As microelectronic packages become more densely populated with highly integrated components, the increasing integration calls for more individual conductors within each package. Signals must be conducted between ever more sophisticated chips that have more contacts to be connected to, but along smaller lengths of the chip beachfront. While the growing sophistication calls for a fatter data pipe between components to match the higher integration, the overall miniaturization, forces the opposite: the numerous conductors (wires, lines, traces) needed to connect dies, chips, and components to each other must become thinner and more numerous per unit area, or per unit length of beachfront of the chips, to keep pace with the miniaturization. These thinner traces result in a leaner and more constricted data path for individual signals, even though the overall data pipe as a whole has more conductors because they are thinner. At higher density, the traces become skinny, with high resistance and very high capacitance, limiting transmission bandwidth.
These thinner conductive lines, more densely packed and confined between smaller dies and chips, introduce some limitations. For example, a package may require that 10,000 conductive lines be packed into the ever-shrinking real estate of a smaller footprint. This high number of skinny, densely packed conductors, must be arrayed at extremely fine pitches. The thinness of the individual conductors and the decreasing amount of dielectric between these finely pitched conductors results in a first-order resistive-capacitive (RC) limitation for transmission of signals across the conductors, especially at higher frequencies. This RC limitation also limits the effective length of these thin and finely pitched conductors, especially when hundreds or thousands of the conductors are layered, ribboned, or bundled to connect high bandwidth dies or chips to each other across even a small distance.
FIG. 1 shows conventional ways to address the limitations introduced above. Conventional rigid and flexible interposers 100, whether made of silicon, glass, polyimide, glass-reinforced epoxy laminate, and other materials, have their drawbacks. Generally, an interposer is a layer or adapter that spreads a connection to a wider pitch or reroutes one connection to a different connection. Conventional interposers are relatively expensive and have a bandwidth limitation.
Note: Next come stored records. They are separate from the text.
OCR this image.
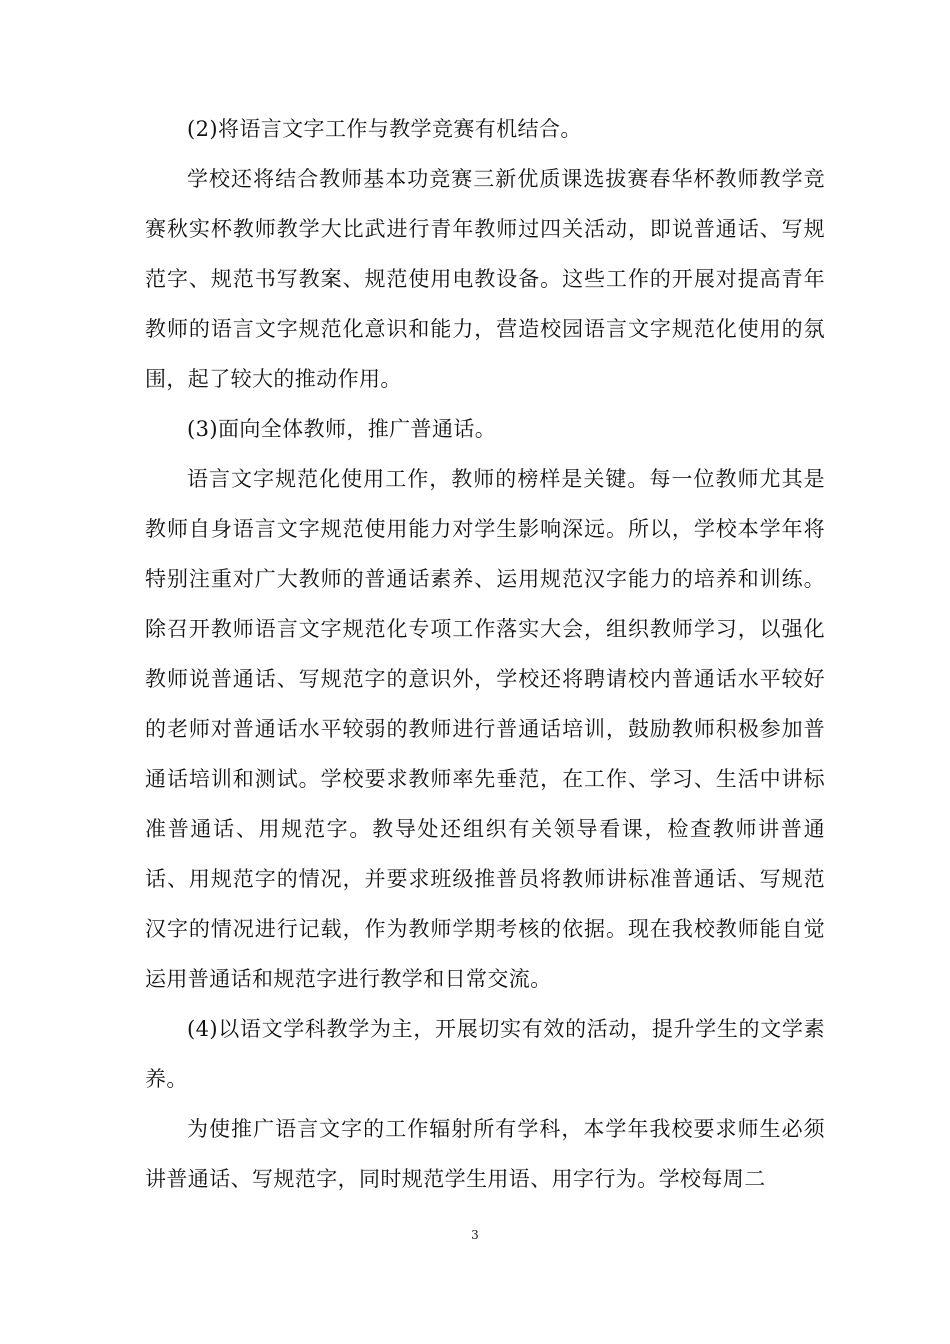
(2)将语言文字工作与教学竞赛有机结合。

学校还将结合教师基本功竞赛三新优质课选拔赛春华杯教师教学竞赛秋实杯教师教学大比武进行青年教师过四关活动，即说普通话、写规范字、规范书写教案、规范使用电教设备。这些工作的开展对提高青年教师的语言文字规范化意识和能力，营造校园语言文字规范化使用的氛围，起了较大的推动作用。

(3)面向全体教师，推广普通话。

语言文字规范化使用工作，教师的榜样是关键。每一位教师尤其是教师自身语言文字规范使用能力对学生影响深远。所以，学校本学年将特别注重对广大教师的普通话素养、运用规范汉字能力的培养和训练。除召开教师语言文字规范化专项工作落实大会，组织教师学习，以强化教师说普通话、写规范字的意识外，学校还将聘请校内普通话水平较好的老师对普通话水平较弱的教师进行普通话培训，鼓励教师积极参加普通话培训和测试。学校要求教师率先垂范，在工作、学习、生活中讲标准普通话、用规范字。教导处还组织有关领导看课，检查教师讲普通话、用规范字的情况，并要求班级推普员将教师讲标准普通话、写规范汉字的情况进行记载，作为教师学期考核的依据。现在我校教师能自觉运用普通话和规范字进行教学和日常交流。

(4)以语文学科教学为主，开展切实有效的活动，提升学生的文学素养。

为使推广语言文字的工作辐射所有学科，本学年我校要求师生必须讲普通话、写规范字，同时规范学生用语、用字行为。学校每周二

3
For example, limitations in rate for high bandwidth memory (HBM) dynamic random access memory (DRAM) of 1 gigatransfer per second (GT/s) per pin and global package bandwidth of 128 gigabytes per second (GB/s) is mainly due to the limitations of conventional interposers. Likewise HBM2 is limited to about 2 GT/s per pin and global package bandwidth of 256 GB/s for the same reason. The low speed per trace in conventional interposers also requires that many traces be used. Conventional silicon or glass interposer solutions are limited in the number of routing layers they can contain, and by their inability to conserve space. Glass can be subject to the same limitations due to the resistance and capacitance of the traces in the wafer process. Silicon is similarly impractical.
Embedded multi-die interconnect bridges (EMIBs) 120, such as the EMIBs 120 shown in the flip chip ball grid array (FCBGA) of FIG. 1, are another way to address the bandwidth limitations of skinny conductive lines in highly miniaturized routing layers and conventional interposers. An EMIB 120 can take the form of a bridge between dies, usually disposed in a build-up layer. While less expensive than a full conventional interposer, EMIBs still have a bandwidth limitation near or below 2 GHz due to a large resistive-capacitive (RC) load imposed by limited routing layers.
Conventional organic interposers offer yet another attempt at addressing the bandwidth limitations of highly miniaturized conductors. The conventional organic interposers provide improved transmission bandwidth, sometimes up to 40 GHz and beyond, and have good size capabilities, but when they get large, conventional organic interposers warp, and fine-pitch, high density interconnections to a warped surface are difficult. Conventional organic interposers are also limited to only one or two routing layers situated above the surface of the core layer.